Disruption of Adult Neurogenesis in the Olfactory Bulb Affects Social Interaction but not Maternal Behavior

Scientific Fields
Diseases
Organisms
Applications
Technique

Published in Frontiers in behavioral neuroscience - 01 Dec 2010

Feierstein CE, Lazarini F, Wagner S, Gabellec MM, de Chaumont F, Olivo-Marin JC, Boussin FD, Lledo PM, Gheusi G

Link to Pubmed [PMID] – 21160552

Front Behav Neurosci 2010;4:176

Adult-born neurons arrive to the olfactory bulb (OB) and integrate into the existing circuit throughout life. Despite the prevalence of this phenomenon, its functional impact is still poorly understood.

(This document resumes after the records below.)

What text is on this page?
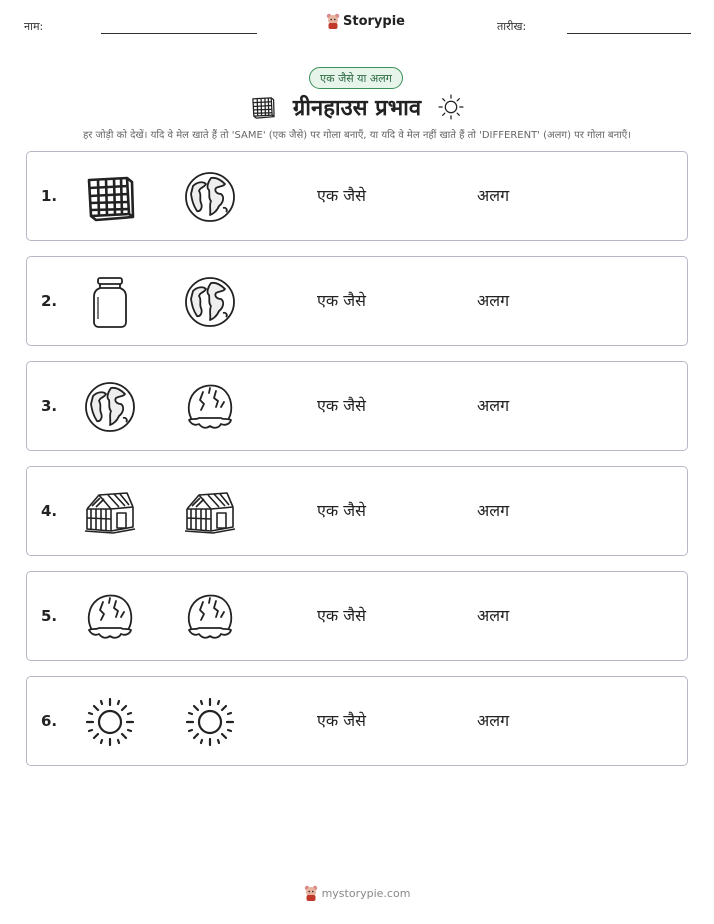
नाम:	Storypie	तारीख:
एक जैसे या अलग
ग्रीनहाउस प्रभाव
हर जोड़ी को देखें। यदि वे मेल खाते हैं तो 'SAME' (एक जैसे) पर गोला बनाएँ, या यदि वे मेल नहीं खाते हैं तो 'DIFFERENT' (अलग) पर गोला बनाएँ।
1.	एक जैसे	अलग
2.	एक जैसे	अलग
3.	एक जैसे	अलग
4.	एक जैसे	अलग
5.	एक जैसे	अलग
6.	एक जैसे	अलग
mystorypie.com
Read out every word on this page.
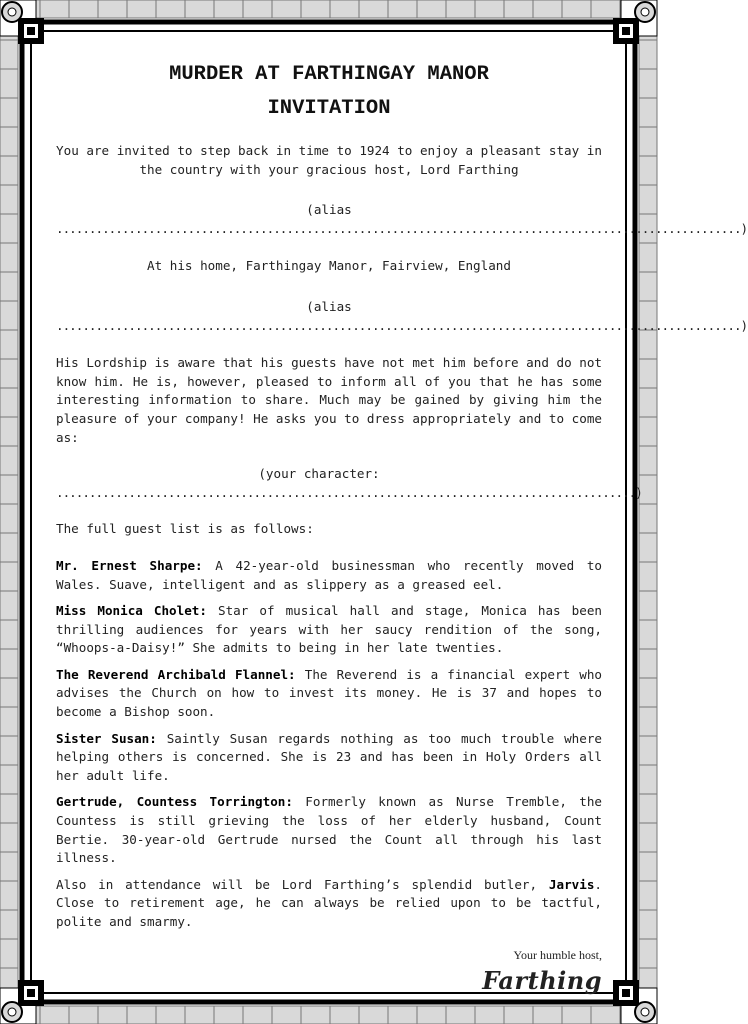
MURDER AT FARTHINGAY MANOR
INVITATION

You are invited to step back in time to 1924 to enjoy a pleasant stay in the country with your gracious host, Lord Farthing

(alias ........................................................................................................)

At his home, Farthingay Manor, Fairview, England

(alias ........................................................................................................)

His Lordship is aware that his guests have not met him before and do not know him. He is, however, pleased to inform all of you that he has some interesting information to share. Much may be gained by giving him the pleasure of your company! He asks you to dress appropriately and to come as:

(your character: ........................................................................................)

The full guest list is as follows:

Mr. Ernest Sharpe: A 42-year-old businessman who recently moved to Wales. Suave, intelligent and as slippery as a greased eel.

Miss Monica Cholet: Star of musical hall and stage, Monica has been thrilling audiences for years with her saucy rendition of the song, “Whoops-a-Daisy!” She admits to being in her late twenties.

The Reverend Archibald Flannel: The Reverend is a financial expert who advises the Church on how to invest its money. He is 37 and hopes to become a Bishop soon.

Sister Susan: Saintly Susan regards nothing as too much trouble where helping others is concerned. She is 23 and has been in Holy Orders all her adult life.

Gertrude, Countess Torrington: Formerly known as Nurse Tremble, the Countess is still grieving the loss of her elderly husband, Count Bertie. 30-year-old Gertrude nursed the Count all through his last illness.

Also in attendance will be Lord Farthing’s splendid butler, Jarvis. Close to retirement age, he can always be relied upon to be tactful, polite and smarmy.

Your humble host,

Farthing
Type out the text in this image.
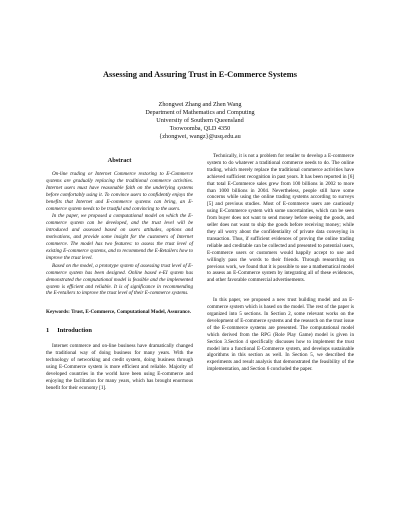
Assessing and Assuring Trust in E-Commerce Systems
Zhongwei Zhang and Zhen Wang
Department of Mathematics and Computing
University of Southern Queensland
Toowoomba, QLD 4350
{zhongwei, wangz}@usq.edu.au
Abstract

On-line trading or Internet Commerce restoring to E-Commerce systems are gradually replacing the traditional commerce activities. Internet users must have reasonable faith on the underlying systems before comfortably using it. To convince users to confidently enjoys the benefits that Internet and E-commerce systems can bring, an E-commerce system needs to be trustful and convincing to the users.

In the paper, we proposed a computational model on which the E-commerce system can be developed, and the trust level will be introduced and assessed based on users attitudes, options and motivations, and provide some insight for the customers of Internet commerce. The model has two features: to assess the trust level of existing E-commerce systems, and to recommend the E-Retailers how to improve the trust level.

Based on the model, a prototype system of assessing trust level of E-commerce system has been designed. Online based e-EI system has demonstrated the computational model is feasible and the implemented system is efficient and reliable. It is of significance in recommending the E-retailers to improve the trust level of their E-commerce systems.

Keywords: Trust, E-Commerce, Computational Model, Assurance.
1 Introduction

Internet commerce and on-line business have dramatically changed the traditional way of doing business for many years. With the technology of networking and credit system, doing business through using E-Commerce system is more efficient and reliable. Majority of developed countries in the world have been using E-commerce and enjoying the facilitation for many years, which has brought enormous benefit for their economy [1].

Technically, it is not a problem for retailer to develop a E-commerce system to do whatever a traditional commerce needs to do. The online trading, which merely replace the traditional commerce activities have achieved sufficient recognition in past years. It has been reported in [6] that total E-Commerce sales grew from 100 billions in 2002 to more than 1000 billions in 2004. Nevertheless, people still have some concerns while using the online trading systems according to surveys [5] and previous studies. Most of E-commerce users are cautiously using E-Commerce system with some uncertainties, which can be seen from buyer does not want to send money before seeing the goods, and seller does not want to ship the goods before receiving money; while they all worry about the confidentiality of private data conveying in transaction. Thus, if sufficient evidences of proving the online trading reliable and creditable can be collected and presented to potential users, E-commerce users or customers would happily accept to use and willingly pass the words to their friends. Through researching on previous work, we found that it is possible to use a mathematical model to assess an E-Commerce system by integrating all of these evidences, and other favorable commercial advertisements.

In this paper, we proposed a new trust building model and an E-commerce system which is based on the model. The rest of the paper is organized into 5 sections. In Section 2, some relevant works on the development of E-commerce systems and the research on the trust issue of the E-commerce systems are presented. The computational model which derived from the RPG (Role Play Game) model is given in Section 3.Section 4 specifically discusses how to implement the trust model into a functional E-Commerce system, and develops sustainable algorithms in this section as well. In Section 5, we described the experiments and result analysis that demonstrated the feasibility of the implementation, and Section 6 concluded the paper.
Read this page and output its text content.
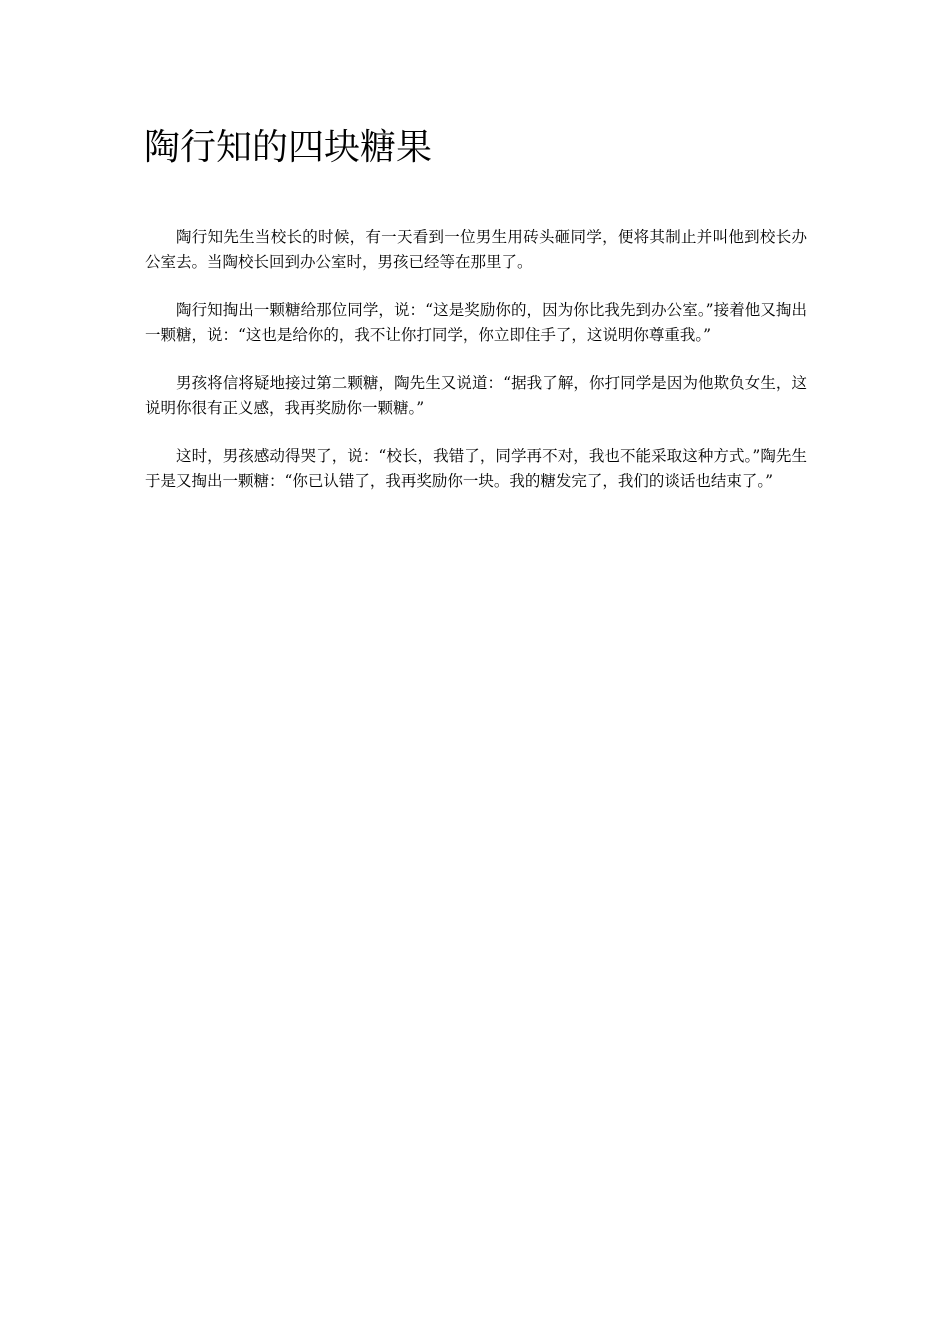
陶行知的四块糖果

陶行知先生当校长的时候，有一天看到一位男生用砖头砸同学，便将其制止并叫他到校长办公室去。当陶校长回到办公室时，男孩已经等在那里了。

陶行知掏出一颗糖给那位同学，说：“这是奖励你的，因为你比我先到办公室。”接着他又掏出一颗糖，说：“这也是给你的，我不让你打同学，你立即住手了，这说明你尊重我。”

男孩将信将疑地接过第二颗糖，陶先生又说道：“据我了解，你打同学是因为他欺负女生，这说明你很有正义感，我再奖励你一颗糖。”

这时，男孩感动得哭了，说：“校长，我错了，同学再不对，我也不能采取这种方式。”陶先生于是又掏出一颗糖：“你已认错了，我再奖励你一块。我的糖发完了，我们的谈话也结束了。”
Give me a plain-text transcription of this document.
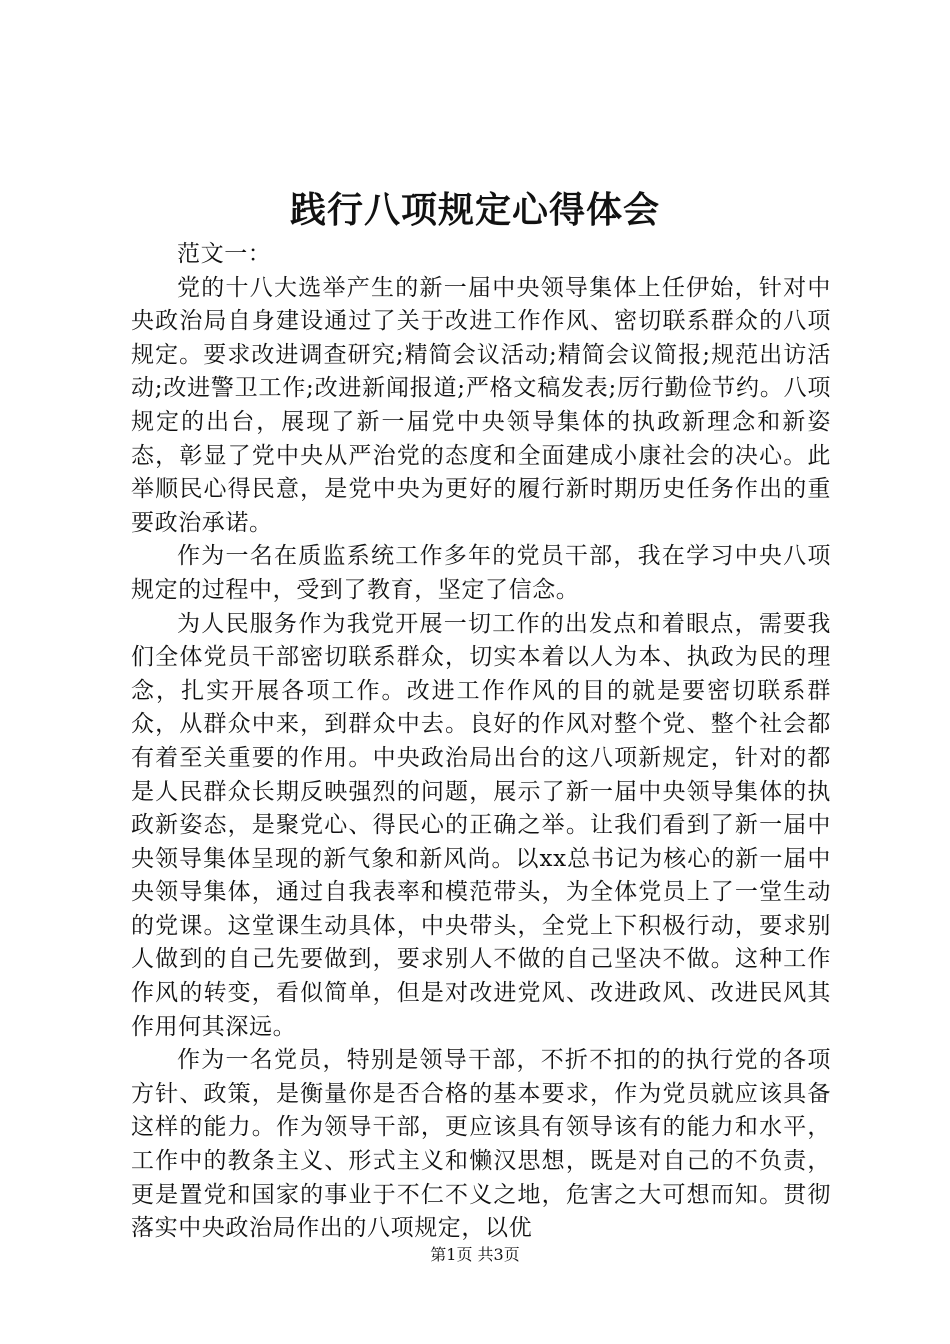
践行八项规定心得体会

范文一：

党的十八大选举产生的新一届中央领导集体上任伊始，针对中央政治局自身建设通过了关于改进工作作风、密切联系群众的八项规定。要求改进调查研究;精简会议活动;精简会议简报;规范出访活动;改进警卫工作;改进新闻报道;严格文稿发表;厉行勤俭节约。八项规定的出台，展现了新一届党中央领导集体的执政新理念和新姿态，彰显了党中央从严治党的态度和全面建成小康社会的决心。此举顺民心得民意，是党中央为更好的履行新时期历史任务作出的重要政治承诺。

作为一名在质监系统工作多年的党员干部，我在学习中央八项规定的过程中，受到了教育，坚定了信念。

为人民服务作为我党开展一切工作的出发点和着眼点，需要我们全体党员干部密切联系群众，切实本着以人为本、执政为民的理念，扎实开展各项工作。改进工作作风的目的就是要密切联系群众，从群众中来，到群众中去。良好的作风对整个党、整个社会都有着至关重要的作用。中央政治局出台的这八项新规定，针对的都是人民群众长期反映强烈的问题，展示了新一届中央领导集体的执政新姿态，是聚党心、得民心的正确之举。让我们看到了新一届中央领导集体呈现的新气象和新风尚。以xx总书记为核心的新一届中央领导集体，通过自我表率和模范带头，为全体党员上了一堂生动的党课。这堂课生动具体，中央带头，全党上下积极行动，要求别人做到的自己先要做到，要求别人不做的自己坚决不做。这种工作作风的转变，看似简单，但是对改进党风、改进政风、改进民风其作用何其深远。

作为一名党员，特别是领导干部，不折不扣的的执行党的各项方针、政策，是衡量你是否合格的基本要求，作为党员就应该具备这样的能力。作为领导干部，更应该具有领导该有的能力和水平，工作中的教条主义、形式主义和懒汉思想，既是对自己的不负责，更是置党和国家的事业于不仁不义之地，危害之大可想而知。贯彻落实中央政治局作出的八项规定，以优

第1页 共3页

Recent studies point to the importance of newly generated neurons to olfactory learning and memory. Adult neurogenesis is regulated by a variety of factors, notably by instances related to reproductive behavior, such as exposure to mating partners, pregnancy and lactation, and exposure to offspring. To study the contribution of olfactory neurogenesis to maternal behavior and social recognition, here we selectively disrupted OB neurogenesis using focal irradiation of the subventricular zone in adult female mice. We show that reduction of olfactory neurogenesis results in an abnormal social interaction pattern with male, but not female, conspecifics; we suggest that this effect could result from the inability to detect or discriminate male odors and could therefore have implications for the recognition of potential mating partners. Disruption of OB neurogenesis, however, neither impaired maternal-related behaviors, nor did it affect the ability of mothers to discriminate their own progeny from others.